What do these two disparate cases indicate for patients at the end of life? First, Delaware’s decision permitting guardians to withdraw treatment, even without a living will or power of attorney, is consistent with the Arizona rule announced in Rasmussen v. Fleming a decade ago.

The Texas case was not an appellate court decision. Still, while most attorneys recommend that patients should be as specific as possible in a living will, Ms. Sibley’s story suggests that it is possible to be too specific. In Arizona the health-care agent is likely to be permitted to make decisions to discontinue treatment, so long as they are not in direct conflict with the patient’s living will.

Standards for Adult Day Care Centers

JANUARY 10, 1994 VOLUME 1, NUMBER 8

From The Wall Street Journal, January 6, 1994

“An adult day-care boom propels a move to set up a national accrediting system.”

Adult day-care centers have multiplied tenfold since the mid-1980s to an estimated 3,000 nationwide, and the trend is expected to continue as more parents of employed baby boomers reach ages at which they need daytime care. Many employers have begun providing referrals to adult day care and other services to aid the estimated 20% of workers who care for aging relatives

But only about half the states regulate adult day-care centers, and quality is uneven. Facilities range from high-quality centers offering health care and educational, exercise, cultural and social programs, to warehouses where aged and emotionally ill people are thrown together to spend most of their days watching television.

Now, the National Council on Aging, with partial funding from American Telephone and Telegraph and two of its unions, has begun setting up an accreditation program to encourage centers to upgrade quality and help consumers find high-quality care.

The council is training aides at adult day-care centers in five states and urging state organizations of center directors to embrace uniform quality standards, says Donna L. Wagner, the council’s vice president, programs. By 1996, the National Institute on Adult Day Care, a council unit, plans to endorse centers based on quality of programs and staff.”

Guardianship and Divorce

It occasionally happens that an incapacitated person needs to be divorced from his or her spouse. This may be because the spouse is abusive, because benefits have been reduced or because the spouse refuses to cooperate in applying for benefits, for instance. Until recently, it was not clear what steps could be taken to secure a divorce in such cases.

In the recent case of Ruvalcaba v. Ruvalcaba (174 Arizona 436, 1993), the Arizona Court of Appeals addressed this question. Mrs. Ruvalcaba’s mother became her guardian after she suffered a serious head injury and entered a coma. Mrs. Ruvalcaba ultimately recovered from her coma, but continued to suffer from amnesia and remained unable to make her own medical decisions or living arrangements.

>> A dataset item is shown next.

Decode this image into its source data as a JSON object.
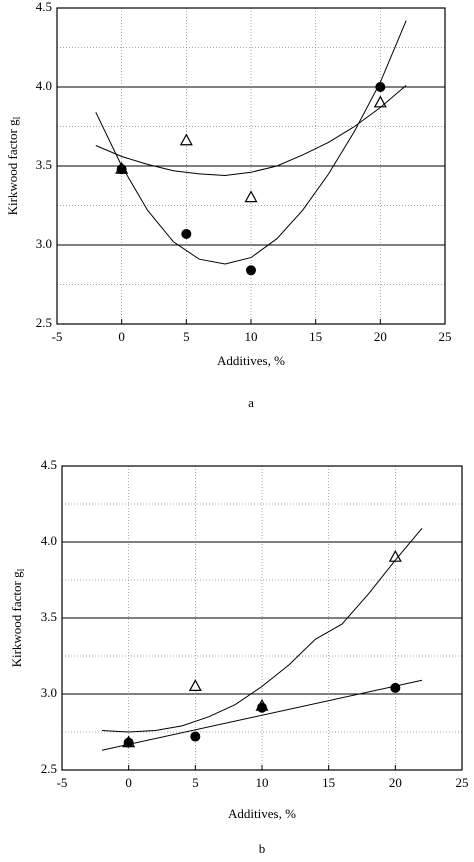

Mrs. Ruvalcaba’s mother, fearing that her daughter’s husband would become abusive, determined that it would be in her ward’s best interest to pursue a divorce. She initiated the proceedings on her daughter’s behalf. Her daughter’s husband objected, alleging that the power to start a divorce is too personal to be delegated to a guardian. The Court of Appeals disagreed, and held that a guardian may pursue a divorce on her ward’s behalf. The Court cited Rasmussen v. Fleming, the Arizona “right-to-die” case, to show that very personal rights may be exercised by a guardian.

The guardian also sought custody of the couple’s minor children for her incapacitated daughter. The Court permitted this, indicating that the best interests of the children might be served by leaving them with their mother (and grandmother)!